La théogonie
Peu développée ; elle tourne
autour de LA DIVINITE SUPRÊME (MA WU) et de la notion d'âme ; (la mythologie
Yorouba en compte quatre.) La théogonie est contenue toute entière dans le NOM
de DIEU, tel que nous le disons ; c'est-à-dire « ce que nul ne peut
atteindre » c'est la traduction littérale du terme MA WU (ou MA HOU) ;
comme on le voit, il s'agit d'une phrase qui exprime un concept ; et comme
telle la culture yorouba ne va pas trop s'attarder sur cet aspect ; j'aurai l'occasion
de dire pourquoi. C'est de là que découlent notre conception des noms et les
propriétés que nous leurs supposons.
Remarque : on trouve un couple
de divinités, Mawu et Lissa, qui sont vénérées dans certaines régions ; à mon
avis, il s'agit d'une déformation qui viendrait du fait que le simple concept
de « ce que nul ne peut dépasser » traduction de Mahu, s'avérerait trop
abstrait à certains, et surtout, très difficile à rendre au niveau de la vie
quotidienne.
On a invoqué également la
possibilité que ce couple symboliserait un principe de dualité universelle qui
serait à l'origine du monde. Dans un tel couple, Ma Wu serait féminin et Lissa
masculin. Beaucoup de choses ont été écrites sur cet aspect de la culture du
golfe du Bénin ; cependant, je pense qu'il faut s'en tenir à la signification
que j'en donne plus haut. C'est ce que j'ai appris ; mais surtout, à l'occasion
d'une cérémonie quelle qu'elle soit, on finit par « S'il plait à MaWu, notre
cérémonie atteindra son but. » et ceci est dit quelque soit la divinité en
cause, la divinité pour laquelle la cérémonie est faite. En clair, Ma Wu serait
donc la Divinité Suprême, à laquelle on se réfère sans pour autant lui dédier
une cérémonie particulière. En voici la raison : Nous pensons que Dieu (Ma Wu)
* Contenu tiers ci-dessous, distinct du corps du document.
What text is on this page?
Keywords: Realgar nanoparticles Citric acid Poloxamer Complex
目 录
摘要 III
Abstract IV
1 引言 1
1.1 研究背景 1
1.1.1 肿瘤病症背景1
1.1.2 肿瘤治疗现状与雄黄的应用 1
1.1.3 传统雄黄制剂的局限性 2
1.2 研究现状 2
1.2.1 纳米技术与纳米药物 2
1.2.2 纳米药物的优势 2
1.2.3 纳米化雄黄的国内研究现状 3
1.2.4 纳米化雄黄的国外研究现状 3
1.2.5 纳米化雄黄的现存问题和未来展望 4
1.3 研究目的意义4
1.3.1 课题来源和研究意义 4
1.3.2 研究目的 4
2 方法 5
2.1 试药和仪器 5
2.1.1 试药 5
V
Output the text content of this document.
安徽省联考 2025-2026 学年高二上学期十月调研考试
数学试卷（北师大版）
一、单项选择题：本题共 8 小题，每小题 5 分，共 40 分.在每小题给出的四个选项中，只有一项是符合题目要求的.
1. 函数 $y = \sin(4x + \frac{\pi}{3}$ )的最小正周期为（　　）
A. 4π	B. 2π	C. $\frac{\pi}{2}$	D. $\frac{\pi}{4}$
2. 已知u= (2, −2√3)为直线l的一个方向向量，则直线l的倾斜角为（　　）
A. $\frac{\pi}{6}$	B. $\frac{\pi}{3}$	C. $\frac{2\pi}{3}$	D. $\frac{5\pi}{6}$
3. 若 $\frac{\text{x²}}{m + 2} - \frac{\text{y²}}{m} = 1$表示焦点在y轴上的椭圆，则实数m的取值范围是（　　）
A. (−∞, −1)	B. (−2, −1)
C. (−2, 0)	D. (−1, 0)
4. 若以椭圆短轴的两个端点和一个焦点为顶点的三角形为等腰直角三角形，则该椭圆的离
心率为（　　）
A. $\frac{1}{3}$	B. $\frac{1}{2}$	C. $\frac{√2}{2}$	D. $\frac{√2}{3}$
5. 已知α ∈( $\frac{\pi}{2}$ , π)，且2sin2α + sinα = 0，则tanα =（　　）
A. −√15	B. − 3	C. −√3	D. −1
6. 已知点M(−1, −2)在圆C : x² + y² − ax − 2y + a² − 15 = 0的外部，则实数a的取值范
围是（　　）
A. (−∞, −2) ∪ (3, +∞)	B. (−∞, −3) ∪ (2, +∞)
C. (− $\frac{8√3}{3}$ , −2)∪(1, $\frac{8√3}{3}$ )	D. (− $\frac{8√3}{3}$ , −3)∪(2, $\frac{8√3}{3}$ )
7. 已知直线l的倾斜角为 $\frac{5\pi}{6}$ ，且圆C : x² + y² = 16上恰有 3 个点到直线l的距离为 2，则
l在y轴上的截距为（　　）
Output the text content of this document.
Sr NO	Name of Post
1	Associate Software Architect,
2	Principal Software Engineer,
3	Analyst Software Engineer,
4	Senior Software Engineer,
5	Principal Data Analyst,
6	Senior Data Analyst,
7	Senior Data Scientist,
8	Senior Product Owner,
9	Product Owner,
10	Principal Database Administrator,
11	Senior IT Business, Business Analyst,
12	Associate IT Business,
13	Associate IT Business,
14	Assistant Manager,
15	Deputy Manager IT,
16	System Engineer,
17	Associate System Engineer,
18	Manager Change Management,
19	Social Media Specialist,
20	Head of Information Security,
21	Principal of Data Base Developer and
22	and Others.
créa le monde et les Êtres, il se désintéressa de sa création, mais, dans son
immense Bonté, il créa les dieux pour venir en aide aux hommes.
L'homme doit donc rendre grâce
à l'Être suprême constamment et le remercier de l'avoir créé ; mais pour le
reste, pour tout le reste, il s'adresse aux divinités qui sont, elles, les «
techniciennes » de l'action, étant entendu que Dieu avait tout entrepris
dans le Commencement.
Voilà pourquoi je considère que
parler de polythéisme n'est pas justifié ; c'est ignorer la structure de la
pensée spirituelle des peuples en question. Or, et c'est là où les choses se
compliquent , « Vodou » signifie littéralement « ce qu'on ne connaît pas,
ce qu'on ne connaît pas encore ».
Vous voyez ainsi que nous
allons naviguer entre « ce que nul ne peut atteindre » et « ce qu'on ne
connaît pas encore ». Le « pas encore » est extrêmement
important, car il positionne l'ensemble de la démarche pédagogique qui se place
entre ces deux entendus. C'est pourquoi je disais que le Vodou n'est pas seulement
une religion. Je pense qu'il est possible de le sortir totalement d'un cadre
religieux et procéder à l'analyse du mécanisme de son fonctionnement. C'est ce
que je propose par ailleurs. Quoiqu'il en soit, il ne s’agit que de mon point
de vue, et surtout, c'est une invitation à la réflexion que je propose.
La cosmogonie
Elle reste sommaire dans la
mythologie Yorouba. Sachez seulement que selon les « Vieux », le
monde est crée par un principe appelé GBÊDOTO, c'est-à-dire, « celui qui
possède la vie » ; ou mieux, « père qui possède la vie » ou encore «
l'Etre qui génère le vivant », qui s'est servi d'un autre principe : ASHÊ
(pouvoir, puissance, sérénité...) une notion qui est très difficile à rendre
dans la langue française. On parlera du « Commencement » ; il ne s'agit
pas du commencement du monde, mais d'un événement qui serait intervenu
beaucoup, beaucoup plus tard, et qui justifie la nécessité d'une pédagogie qui
est le rôle de la mythologie Yorouba, comme toute mythologie à mon avis, mais,
je peux me tromper.
La pédagogie vise à retrouver
l'état du commencement car « toutes les graines sont dans le
commencement ». Il est important de retrouver cet état car, selon la
mythologie Yorouba, c'est celui de l'harmonie parfaite de la création. C'est
aussi la seule chose qui nous soit possible. En effet, dit-on encore, « avant
le commencement, il n'y avait que Dieu seul et Lui-même ».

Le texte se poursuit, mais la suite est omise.